Improving Undergraduate Mathematics Education with Interleaving
Effective Years: 2022-2025
This project aims to serve the national interest by enhancing student learning in calculus with a teaching method called interleaving. Unlike the common practice of studying and practicing one topic at a time and them moving to the next topic, interleaving consists in intermixing the study and practice of different topics together. Research conducted in middle school mathematics classrooms shows evidence that interleaving can help improve student learning. Yet, it is currently unknown if similar results can be obtained in college mathematics courses. This project will study how effective interleaving is at improving student learning in the undergraduate calculus classroom. In parallel to the research component, the principal investigator will take part in an intensive professional development plan to expand his knowledge and skills in fundamental theories in mathematics education, qualitative and quantitative methods, and equity in education.

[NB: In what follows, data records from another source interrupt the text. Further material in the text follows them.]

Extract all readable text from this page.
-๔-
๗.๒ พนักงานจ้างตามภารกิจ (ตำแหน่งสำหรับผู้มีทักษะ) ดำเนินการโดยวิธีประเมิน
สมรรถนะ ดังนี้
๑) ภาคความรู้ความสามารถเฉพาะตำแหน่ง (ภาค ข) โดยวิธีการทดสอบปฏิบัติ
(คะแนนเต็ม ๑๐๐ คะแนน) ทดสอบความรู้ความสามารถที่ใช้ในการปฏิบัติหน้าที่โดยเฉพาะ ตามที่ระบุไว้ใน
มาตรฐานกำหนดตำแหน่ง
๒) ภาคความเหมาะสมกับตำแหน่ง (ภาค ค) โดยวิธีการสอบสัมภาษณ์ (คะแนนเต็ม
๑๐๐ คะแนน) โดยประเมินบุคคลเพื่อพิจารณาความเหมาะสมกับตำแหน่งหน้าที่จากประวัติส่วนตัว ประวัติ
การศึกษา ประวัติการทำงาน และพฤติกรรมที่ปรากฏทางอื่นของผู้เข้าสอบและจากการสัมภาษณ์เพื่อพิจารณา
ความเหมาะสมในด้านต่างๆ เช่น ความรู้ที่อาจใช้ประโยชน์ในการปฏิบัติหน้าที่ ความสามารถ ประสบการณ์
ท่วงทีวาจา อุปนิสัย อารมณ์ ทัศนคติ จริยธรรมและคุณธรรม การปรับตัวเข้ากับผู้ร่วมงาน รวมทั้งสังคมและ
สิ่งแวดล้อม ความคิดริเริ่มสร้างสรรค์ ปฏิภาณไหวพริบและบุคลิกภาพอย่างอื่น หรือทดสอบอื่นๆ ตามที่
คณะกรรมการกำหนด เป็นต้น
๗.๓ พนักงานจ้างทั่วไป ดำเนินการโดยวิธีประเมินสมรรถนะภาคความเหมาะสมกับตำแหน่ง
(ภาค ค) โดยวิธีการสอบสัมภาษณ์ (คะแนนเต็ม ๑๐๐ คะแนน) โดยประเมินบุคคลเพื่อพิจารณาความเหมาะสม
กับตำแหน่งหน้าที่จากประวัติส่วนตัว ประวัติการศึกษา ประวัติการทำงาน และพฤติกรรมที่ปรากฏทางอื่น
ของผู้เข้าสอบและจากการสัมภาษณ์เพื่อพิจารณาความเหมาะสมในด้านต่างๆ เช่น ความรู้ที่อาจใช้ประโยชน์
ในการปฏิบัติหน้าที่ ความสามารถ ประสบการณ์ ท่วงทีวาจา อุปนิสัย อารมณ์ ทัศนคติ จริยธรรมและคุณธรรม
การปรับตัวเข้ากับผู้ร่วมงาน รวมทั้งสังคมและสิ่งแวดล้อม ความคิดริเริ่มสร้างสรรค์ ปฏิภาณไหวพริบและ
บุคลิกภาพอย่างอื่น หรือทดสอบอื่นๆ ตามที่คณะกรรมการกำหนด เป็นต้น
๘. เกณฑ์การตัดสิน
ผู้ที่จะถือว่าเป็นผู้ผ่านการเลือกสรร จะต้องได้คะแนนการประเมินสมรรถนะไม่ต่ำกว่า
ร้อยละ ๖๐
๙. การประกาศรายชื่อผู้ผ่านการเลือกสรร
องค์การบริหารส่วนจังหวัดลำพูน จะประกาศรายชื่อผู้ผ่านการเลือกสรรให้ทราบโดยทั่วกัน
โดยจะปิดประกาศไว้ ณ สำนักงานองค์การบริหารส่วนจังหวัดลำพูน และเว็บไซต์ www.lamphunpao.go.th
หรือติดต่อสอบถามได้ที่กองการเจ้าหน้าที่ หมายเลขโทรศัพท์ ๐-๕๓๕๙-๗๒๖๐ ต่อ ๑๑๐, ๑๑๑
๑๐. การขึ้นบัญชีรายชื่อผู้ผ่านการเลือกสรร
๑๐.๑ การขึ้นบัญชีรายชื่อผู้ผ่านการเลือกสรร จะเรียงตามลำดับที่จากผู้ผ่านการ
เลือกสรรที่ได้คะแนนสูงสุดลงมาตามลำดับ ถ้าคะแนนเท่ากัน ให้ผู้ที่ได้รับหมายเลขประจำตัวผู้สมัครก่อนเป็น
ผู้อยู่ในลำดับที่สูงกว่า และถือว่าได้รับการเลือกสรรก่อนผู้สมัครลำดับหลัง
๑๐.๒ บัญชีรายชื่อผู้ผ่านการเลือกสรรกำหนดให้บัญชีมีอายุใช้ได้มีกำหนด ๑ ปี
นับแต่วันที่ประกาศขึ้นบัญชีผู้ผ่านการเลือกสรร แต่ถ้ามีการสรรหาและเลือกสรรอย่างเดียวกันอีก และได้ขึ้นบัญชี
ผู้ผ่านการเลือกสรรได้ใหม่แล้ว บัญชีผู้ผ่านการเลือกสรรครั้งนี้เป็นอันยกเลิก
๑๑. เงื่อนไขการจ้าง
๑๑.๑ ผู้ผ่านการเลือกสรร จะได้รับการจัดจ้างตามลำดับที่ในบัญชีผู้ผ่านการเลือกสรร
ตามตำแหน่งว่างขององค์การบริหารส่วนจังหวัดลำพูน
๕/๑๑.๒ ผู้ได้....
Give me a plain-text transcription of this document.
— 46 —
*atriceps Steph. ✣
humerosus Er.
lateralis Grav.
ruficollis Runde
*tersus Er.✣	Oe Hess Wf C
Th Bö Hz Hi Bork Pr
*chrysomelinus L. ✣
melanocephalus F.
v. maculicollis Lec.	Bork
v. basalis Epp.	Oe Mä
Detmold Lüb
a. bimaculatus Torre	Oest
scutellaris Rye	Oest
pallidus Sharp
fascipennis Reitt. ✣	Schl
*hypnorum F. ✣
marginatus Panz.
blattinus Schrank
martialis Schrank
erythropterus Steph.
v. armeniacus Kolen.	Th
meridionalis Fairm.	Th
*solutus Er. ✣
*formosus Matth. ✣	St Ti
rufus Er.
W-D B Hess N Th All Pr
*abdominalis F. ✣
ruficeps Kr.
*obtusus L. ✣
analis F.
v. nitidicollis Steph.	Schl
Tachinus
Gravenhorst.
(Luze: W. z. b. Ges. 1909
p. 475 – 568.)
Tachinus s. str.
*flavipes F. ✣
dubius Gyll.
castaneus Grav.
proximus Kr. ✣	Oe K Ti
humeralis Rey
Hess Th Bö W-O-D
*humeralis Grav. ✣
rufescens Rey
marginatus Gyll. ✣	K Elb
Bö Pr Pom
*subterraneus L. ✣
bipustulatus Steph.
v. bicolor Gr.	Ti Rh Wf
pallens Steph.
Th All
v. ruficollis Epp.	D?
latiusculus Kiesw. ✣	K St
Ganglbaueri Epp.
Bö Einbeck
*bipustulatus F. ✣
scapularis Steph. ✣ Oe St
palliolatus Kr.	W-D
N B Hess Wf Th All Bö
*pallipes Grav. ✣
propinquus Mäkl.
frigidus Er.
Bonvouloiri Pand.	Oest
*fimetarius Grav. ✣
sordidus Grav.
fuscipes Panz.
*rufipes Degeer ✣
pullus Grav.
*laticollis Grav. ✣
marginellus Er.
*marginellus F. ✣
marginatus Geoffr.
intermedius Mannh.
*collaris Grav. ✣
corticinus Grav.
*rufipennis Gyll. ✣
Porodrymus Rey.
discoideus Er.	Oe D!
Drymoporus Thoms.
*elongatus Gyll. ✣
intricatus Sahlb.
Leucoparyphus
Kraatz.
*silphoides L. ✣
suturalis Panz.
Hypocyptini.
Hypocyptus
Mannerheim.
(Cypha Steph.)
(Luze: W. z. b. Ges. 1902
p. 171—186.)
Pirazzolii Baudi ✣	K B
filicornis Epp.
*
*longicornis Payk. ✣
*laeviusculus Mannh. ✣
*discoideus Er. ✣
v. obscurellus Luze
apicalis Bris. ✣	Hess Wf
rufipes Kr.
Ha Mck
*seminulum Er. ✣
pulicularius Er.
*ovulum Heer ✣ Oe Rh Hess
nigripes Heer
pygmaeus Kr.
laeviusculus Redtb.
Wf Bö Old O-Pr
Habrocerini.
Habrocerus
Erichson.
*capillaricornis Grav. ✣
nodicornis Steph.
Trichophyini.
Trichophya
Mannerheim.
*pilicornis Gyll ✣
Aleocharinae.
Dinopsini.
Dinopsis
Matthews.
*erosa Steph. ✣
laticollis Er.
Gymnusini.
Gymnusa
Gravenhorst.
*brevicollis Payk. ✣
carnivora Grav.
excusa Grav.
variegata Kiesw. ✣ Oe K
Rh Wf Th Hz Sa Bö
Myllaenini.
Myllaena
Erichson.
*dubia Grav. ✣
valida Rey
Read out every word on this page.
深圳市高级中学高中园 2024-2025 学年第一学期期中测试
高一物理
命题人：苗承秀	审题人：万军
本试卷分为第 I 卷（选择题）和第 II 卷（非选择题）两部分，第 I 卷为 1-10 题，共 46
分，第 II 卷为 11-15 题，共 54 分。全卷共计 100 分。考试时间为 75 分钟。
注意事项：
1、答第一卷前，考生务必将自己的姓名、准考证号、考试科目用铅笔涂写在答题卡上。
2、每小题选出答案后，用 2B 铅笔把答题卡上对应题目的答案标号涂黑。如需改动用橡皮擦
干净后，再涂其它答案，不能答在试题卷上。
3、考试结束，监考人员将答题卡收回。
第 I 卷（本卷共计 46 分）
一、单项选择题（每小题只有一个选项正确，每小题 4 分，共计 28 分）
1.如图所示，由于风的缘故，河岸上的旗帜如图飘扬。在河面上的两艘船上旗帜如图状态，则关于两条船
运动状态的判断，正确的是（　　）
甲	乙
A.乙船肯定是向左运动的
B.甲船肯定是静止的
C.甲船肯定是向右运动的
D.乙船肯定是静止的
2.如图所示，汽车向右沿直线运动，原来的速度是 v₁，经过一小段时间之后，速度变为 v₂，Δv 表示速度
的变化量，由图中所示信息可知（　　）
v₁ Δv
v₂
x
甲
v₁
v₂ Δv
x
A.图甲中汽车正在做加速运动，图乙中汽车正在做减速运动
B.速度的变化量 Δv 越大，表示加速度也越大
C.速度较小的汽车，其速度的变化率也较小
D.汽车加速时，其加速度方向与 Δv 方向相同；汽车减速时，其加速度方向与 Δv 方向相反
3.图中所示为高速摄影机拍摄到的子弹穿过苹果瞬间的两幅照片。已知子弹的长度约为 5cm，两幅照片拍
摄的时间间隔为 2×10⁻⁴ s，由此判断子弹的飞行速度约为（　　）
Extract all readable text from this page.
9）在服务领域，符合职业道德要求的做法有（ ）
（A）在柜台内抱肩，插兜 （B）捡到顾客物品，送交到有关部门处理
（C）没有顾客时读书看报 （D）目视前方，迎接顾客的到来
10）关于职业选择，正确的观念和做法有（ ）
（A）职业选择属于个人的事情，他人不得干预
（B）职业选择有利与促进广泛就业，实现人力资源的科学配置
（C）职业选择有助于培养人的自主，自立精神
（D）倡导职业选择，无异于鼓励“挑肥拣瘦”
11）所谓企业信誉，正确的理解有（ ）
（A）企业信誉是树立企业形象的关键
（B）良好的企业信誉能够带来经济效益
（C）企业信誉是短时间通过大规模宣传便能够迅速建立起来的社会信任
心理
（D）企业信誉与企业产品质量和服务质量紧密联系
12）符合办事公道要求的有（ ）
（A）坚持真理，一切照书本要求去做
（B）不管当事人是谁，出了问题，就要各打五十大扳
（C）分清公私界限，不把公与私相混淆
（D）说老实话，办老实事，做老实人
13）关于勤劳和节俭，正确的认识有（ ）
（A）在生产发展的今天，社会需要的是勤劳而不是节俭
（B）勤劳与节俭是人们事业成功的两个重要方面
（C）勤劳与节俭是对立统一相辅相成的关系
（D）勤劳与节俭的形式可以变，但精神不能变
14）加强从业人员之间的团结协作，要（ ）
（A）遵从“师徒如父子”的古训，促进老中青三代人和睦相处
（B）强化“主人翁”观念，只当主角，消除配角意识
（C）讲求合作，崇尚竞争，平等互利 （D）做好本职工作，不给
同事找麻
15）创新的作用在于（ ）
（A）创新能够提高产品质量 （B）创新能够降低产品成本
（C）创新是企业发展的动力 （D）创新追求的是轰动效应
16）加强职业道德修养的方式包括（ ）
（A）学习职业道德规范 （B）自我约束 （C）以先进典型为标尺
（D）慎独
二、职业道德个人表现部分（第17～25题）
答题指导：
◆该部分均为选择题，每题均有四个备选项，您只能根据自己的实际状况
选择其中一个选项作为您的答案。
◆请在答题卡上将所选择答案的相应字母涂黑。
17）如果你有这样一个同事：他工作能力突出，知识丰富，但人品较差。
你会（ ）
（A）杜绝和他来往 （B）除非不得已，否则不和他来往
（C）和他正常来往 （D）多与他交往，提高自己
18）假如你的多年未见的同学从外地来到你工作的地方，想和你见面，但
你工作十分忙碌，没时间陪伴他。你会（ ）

The goal of this project is to determine to what extent interleaving helps students learn calculus. In order to answer this question, blocked and interleaved problem sets will be created for a calculus for life sciences course. Students will be divided into two groups, one using interleaving homework sets and the other one using blocked homework sets. Using a cross-over design, the groups will switch from one type of homework to the other type half-way through the term. Learning will be measured by scores on unannounced tests as well as scores on midterm and final exams, and supported through interviews with students to ensure validity. The scores will be analyzed for the class as a whole and also disaggregated by demographic groups. This project will advance our understanding of the extent to which interleaving can help students learn calculus. The project is supported by NSF's EHR Core Research Building Capacity in STEM Education Research (ECR: BCSER) program, which is designed to build investigators’ capacity to carry out high-quality STEM education research.
This award reflects NSF's statutory mission and has been deemed worthy of support through evaluation using the Foundation's intellectual merit and broader impacts review criteria.